Art Therapy in India

28 January 2020 Caroline Chanter 6405 views

The art therapy school Swaasthyakala Niketan in Bangalore has been recognized by the Medical Section; the second training course will start in April.


From 7 to 9 January 2019 a group of students from the art therapy school Swaasthyakala Niketan based in Bangalore came to represent their training at the annual meeting of the European Academy for Anthroposophic Art Therapies at the Goetheanum. The school is the first anthroposophical art therapy training in India. The training is of 3–4 years duration and is given in modules throughout the year. Up to now seven students have been certified.

The initiative was brought to life by the physician and painter Wahida Shaikh Murthy and the art therapist and painter Caroline Chanter, who teaches at the Rudolf Steiner Painting School in Dornach (CH). It grew out of the IPMTS (International Postgraduate Medical Training) conferences held in India, the first of which took place in India in 2005 with Michaela Glöckler. In this respect the training sees itself as part of the development of Anthroposophic Medicine in India. The physicians there have been accompanying the training with lectures and advice. Dr Harihara Murthy (Bangalore) and Dr Swapna Narendra (Hyderabad) have played a major role. Up until now four physicians have also taken part in the training.
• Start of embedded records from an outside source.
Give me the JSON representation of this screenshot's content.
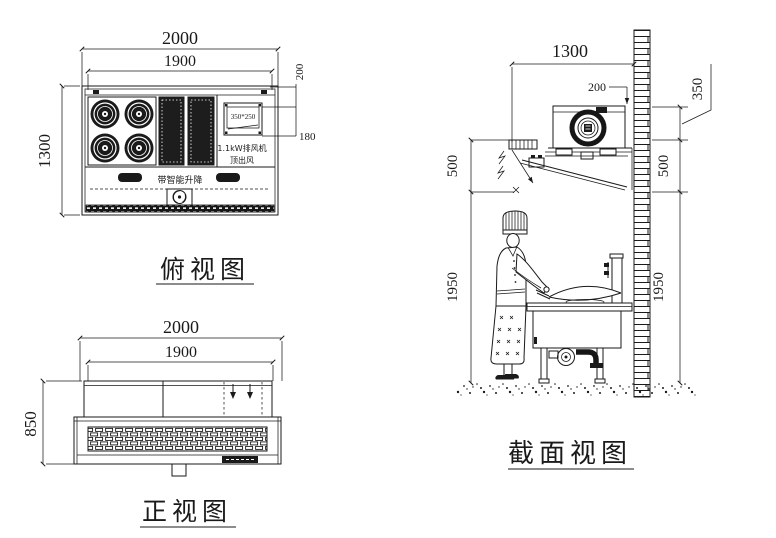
{
  "palette": {
    "ink": "#1a1a1a",
    "paper": "#ffffff"
  },
  "drawing": {
    "top_view": {
      "label": "俯视图",
      "dims": {
        "overall_width": "2000",
        "inner_width": "1900",
        "depth": "1300",
        "edge_offset": "200",
        "outlet_offset": "180"
      },
      "outlet_size_label": "350*250",
      "fan_power_label": "1.1kW排风机",
      "air_outlet_label": "顶出风",
      "smart_lift_label": "带智能升降"
    },
    "front_view": {
      "label": "正视图",
      "dims": {
        "overall_width": "2000",
        "inner_width": "1900",
        "height": "850"
      }
    },
    "section_view": {
      "label": "截面视图",
      "dims": {
        "hood_width": "1300",
        "duct_offset": "200",
        "top_clearance": "350",
        "hood_height_left": "500",
        "hood_height_right": "500",
        "working_height_left": "1950",
        "working_height_right": "1950"
      }
    }
  }
}
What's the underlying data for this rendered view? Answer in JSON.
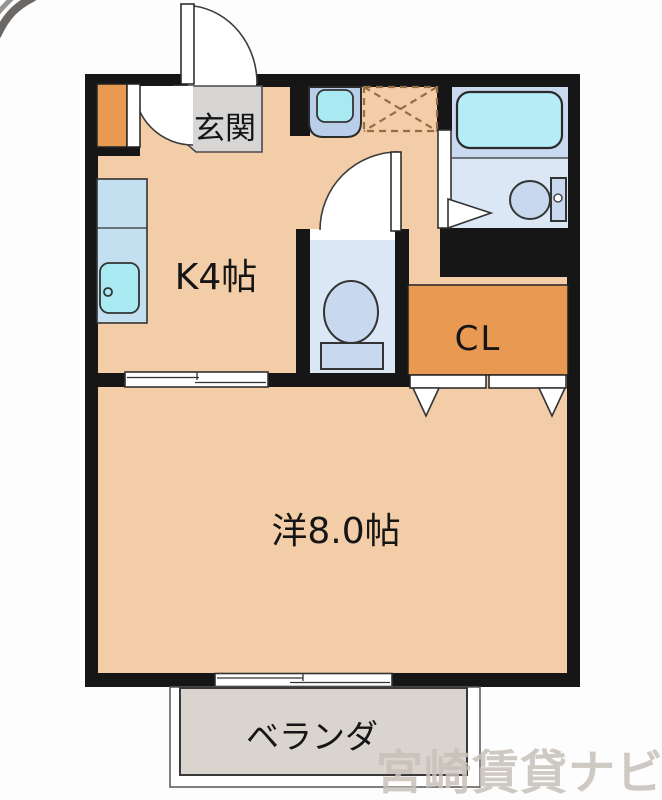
{
  "floorplan": {
    "labels": {
      "entrance": "玄関",
      "kitchen": "K4帖",
      "closet": "CL",
      "main_room": "洋8.0帖",
      "balcony": "ベランダ"
    },
    "watermark": "宮崎賃貸ナビ",
    "colors": {
      "wall": "#161616",
      "floor": "#f2cda7",
      "accent_orange": "#e89952",
      "entrance_gray": "#d8d6d5",
      "counter_blue": "#c4dff0",
      "sink_cyan": "#a9e9f2",
      "basin_blue": "#b9cfe9",
      "bath_floor": "#c9d9f0",
      "wc_floor": "#dbe7f5",
      "fixture_blue": "#c8d8ee",
      "bathtub_cyan": "#b5ecf5",
      "balcony_gray": "#dad4cf",
      "watermark_gray": "#c8c1b9",
      "laundry_dash": "#966e46"
    },
    "fixtures": {
      "entrance_door": "outward-swing-door",
      "shoe_cabinet": "shoe-cabinet",
      "kitchen_counter": "kitchen-counter",
      "kitchen_sink": "sink-with-faucet",
      "wash_basin": "wash-basin",
      "laundry_space": "washing-machine-pan",
      "wc_door": "inward-swing-door",
      "wc_toilet": "toilet",
      "bath_door": "bath-folding-door",
      "bathtub": "bathtub",
      "bath_toilet": "toilet",
      "room_divider_door": "sliding-door",
      "closet_doors": "folding-doors",
      "balcony_window": "sliding-window"
    }
  }
}
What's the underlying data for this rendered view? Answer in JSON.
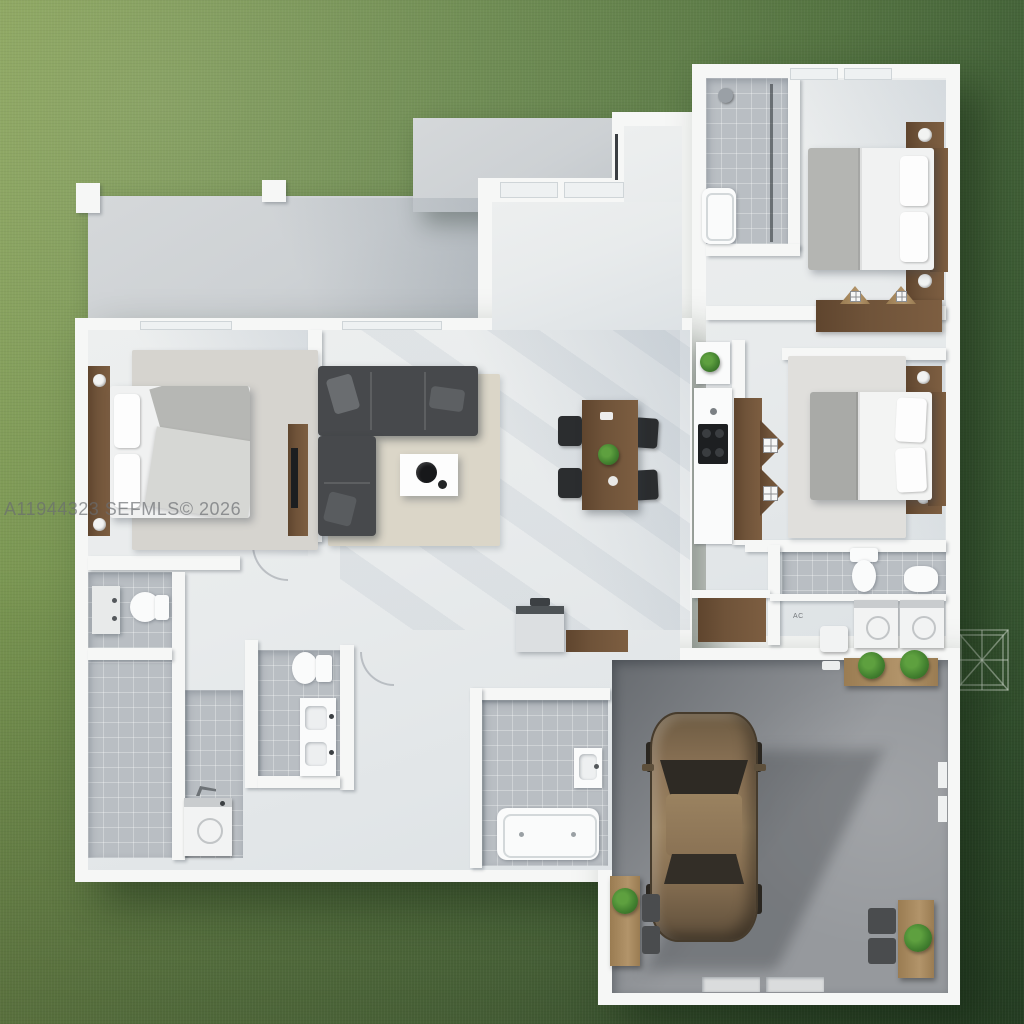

The artistic-therapeutic foundation of the course has its roots in the sketches for painters given by Rudolf Steiner together with the methodology based on Gerard Wagner’s painting and colour research of these sketches. The course consists basically of painting with plant-based pigments, clay modelling, black and white drawing (slant technique), text study and medical lectures given by Rudolf Steiner.